Opel ADAM beim Crash-Test Auf der rechten Seite waren die Gewalten wesentlich stärker, schließlich wirkte hier die dreifache Energie. Der Längsträger vorne ist rechts leicht eingedellt. Im Gegensatz zur linken Seite ist er im hinteren Bereich minimal in Richtung Fahrzeugmitte verbogen, was aber durch ein längeres Reparaturteil abzudecken wäre. Somit stünde der kompletten Reparatur an der Front nichts im Wege.

Opel ADAM beim Crash-Test Anders sieht es bei den seitlichen Crashs aus. Alle Schäden auf der linken Seite sind ohne Probleme instandzusetzen. Auf der rechten Seite wurde jedoch der Längsträger in der Bodengruppe um fünf Millimeter Richtung Fahrzeugmitte verschoben, was irreparabel ist. Die Verstärkungen im Schweller sind auch eingedrückt, wofür es keine Reparaturanweisung gibt. Durch die Deformation der Längsträger müsste der Wagen als Totalschaden bezeichnet werden. Einzige Alternative: eine komplett neue Rohkarosserie.

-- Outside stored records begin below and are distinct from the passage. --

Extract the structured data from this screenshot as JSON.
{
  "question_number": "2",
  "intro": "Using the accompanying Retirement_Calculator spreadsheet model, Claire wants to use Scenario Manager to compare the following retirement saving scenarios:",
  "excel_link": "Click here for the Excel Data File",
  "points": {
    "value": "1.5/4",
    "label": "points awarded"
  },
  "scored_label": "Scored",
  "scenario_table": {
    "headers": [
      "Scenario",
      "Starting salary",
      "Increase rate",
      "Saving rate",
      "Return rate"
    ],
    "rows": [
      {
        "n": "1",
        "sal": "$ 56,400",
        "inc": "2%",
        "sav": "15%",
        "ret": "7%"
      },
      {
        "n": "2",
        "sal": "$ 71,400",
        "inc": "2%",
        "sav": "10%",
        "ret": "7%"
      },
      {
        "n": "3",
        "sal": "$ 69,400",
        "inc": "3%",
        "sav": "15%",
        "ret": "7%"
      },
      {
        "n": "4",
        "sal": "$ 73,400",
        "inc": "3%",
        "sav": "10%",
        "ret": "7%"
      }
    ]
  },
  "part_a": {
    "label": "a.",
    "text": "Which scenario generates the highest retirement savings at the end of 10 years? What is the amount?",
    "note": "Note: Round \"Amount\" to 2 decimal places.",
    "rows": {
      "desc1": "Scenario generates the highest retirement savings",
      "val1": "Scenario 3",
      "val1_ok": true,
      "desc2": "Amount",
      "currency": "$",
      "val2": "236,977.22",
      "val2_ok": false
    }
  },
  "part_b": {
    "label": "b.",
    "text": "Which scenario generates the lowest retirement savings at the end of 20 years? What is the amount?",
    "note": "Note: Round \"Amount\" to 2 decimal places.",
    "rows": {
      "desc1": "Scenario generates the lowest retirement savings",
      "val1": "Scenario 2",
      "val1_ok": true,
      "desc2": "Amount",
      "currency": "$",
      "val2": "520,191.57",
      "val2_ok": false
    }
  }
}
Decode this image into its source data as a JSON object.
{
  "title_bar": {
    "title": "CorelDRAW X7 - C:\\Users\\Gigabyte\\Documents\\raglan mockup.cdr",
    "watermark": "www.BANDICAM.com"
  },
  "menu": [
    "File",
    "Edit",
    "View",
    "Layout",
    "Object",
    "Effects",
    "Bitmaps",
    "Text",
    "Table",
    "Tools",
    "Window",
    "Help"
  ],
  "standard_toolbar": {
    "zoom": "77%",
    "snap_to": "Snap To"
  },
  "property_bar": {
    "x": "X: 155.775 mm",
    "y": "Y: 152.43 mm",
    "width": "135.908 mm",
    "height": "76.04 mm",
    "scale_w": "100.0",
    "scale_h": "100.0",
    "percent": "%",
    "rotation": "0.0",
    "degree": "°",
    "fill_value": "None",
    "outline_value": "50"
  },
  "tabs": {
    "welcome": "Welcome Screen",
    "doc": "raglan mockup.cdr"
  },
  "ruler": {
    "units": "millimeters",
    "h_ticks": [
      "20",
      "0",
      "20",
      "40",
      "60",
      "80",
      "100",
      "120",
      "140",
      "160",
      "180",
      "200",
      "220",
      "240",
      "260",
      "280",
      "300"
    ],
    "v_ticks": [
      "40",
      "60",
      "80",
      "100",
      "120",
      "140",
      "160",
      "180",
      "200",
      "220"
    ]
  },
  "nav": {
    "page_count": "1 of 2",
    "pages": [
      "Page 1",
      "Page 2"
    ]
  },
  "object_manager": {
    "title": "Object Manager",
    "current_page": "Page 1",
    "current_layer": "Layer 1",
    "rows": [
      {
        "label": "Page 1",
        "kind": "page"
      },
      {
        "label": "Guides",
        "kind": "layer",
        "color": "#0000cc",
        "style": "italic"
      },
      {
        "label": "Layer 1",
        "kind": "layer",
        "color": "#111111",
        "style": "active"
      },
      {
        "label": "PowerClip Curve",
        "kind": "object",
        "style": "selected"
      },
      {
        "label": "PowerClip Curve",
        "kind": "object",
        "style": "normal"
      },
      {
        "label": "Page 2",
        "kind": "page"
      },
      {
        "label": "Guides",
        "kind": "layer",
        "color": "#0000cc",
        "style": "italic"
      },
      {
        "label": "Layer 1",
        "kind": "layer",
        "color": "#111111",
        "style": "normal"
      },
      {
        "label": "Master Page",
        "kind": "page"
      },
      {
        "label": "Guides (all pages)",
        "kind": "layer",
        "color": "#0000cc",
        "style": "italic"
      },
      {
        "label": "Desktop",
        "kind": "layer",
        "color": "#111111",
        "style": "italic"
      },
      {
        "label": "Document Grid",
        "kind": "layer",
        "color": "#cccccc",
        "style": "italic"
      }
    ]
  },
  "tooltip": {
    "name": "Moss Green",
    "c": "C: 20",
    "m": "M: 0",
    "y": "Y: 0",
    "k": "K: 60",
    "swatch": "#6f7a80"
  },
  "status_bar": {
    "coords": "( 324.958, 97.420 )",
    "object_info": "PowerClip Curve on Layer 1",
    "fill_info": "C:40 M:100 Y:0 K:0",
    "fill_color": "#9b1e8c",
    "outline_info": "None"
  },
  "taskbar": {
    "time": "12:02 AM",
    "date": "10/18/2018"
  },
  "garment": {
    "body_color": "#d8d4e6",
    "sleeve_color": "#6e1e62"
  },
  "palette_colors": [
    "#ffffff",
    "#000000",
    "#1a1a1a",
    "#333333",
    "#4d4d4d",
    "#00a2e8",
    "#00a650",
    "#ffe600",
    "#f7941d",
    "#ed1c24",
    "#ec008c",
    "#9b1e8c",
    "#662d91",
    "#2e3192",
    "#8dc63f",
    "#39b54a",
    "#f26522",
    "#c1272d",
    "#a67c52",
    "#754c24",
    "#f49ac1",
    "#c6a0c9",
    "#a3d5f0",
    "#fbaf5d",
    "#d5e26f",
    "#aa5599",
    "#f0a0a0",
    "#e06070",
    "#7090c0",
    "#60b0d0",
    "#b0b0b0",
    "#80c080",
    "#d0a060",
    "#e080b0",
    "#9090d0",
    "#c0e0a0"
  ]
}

Insgesamt konnten wir feststellen, dass sich die reale Versuchsreihe mit den Simulationsergebnissen deckt. Das gilt auch für die Crashs, die bei uns mit einer höheren Geschwindigkeit als die RCAR-Tests durchgeführt wurden. Fünf Unfall-Szenarien ließen sich fach- und sachgerecht nach Herstellervorgaben reparieren, lediglich der rechte Seitenaufprall wäre problematisch.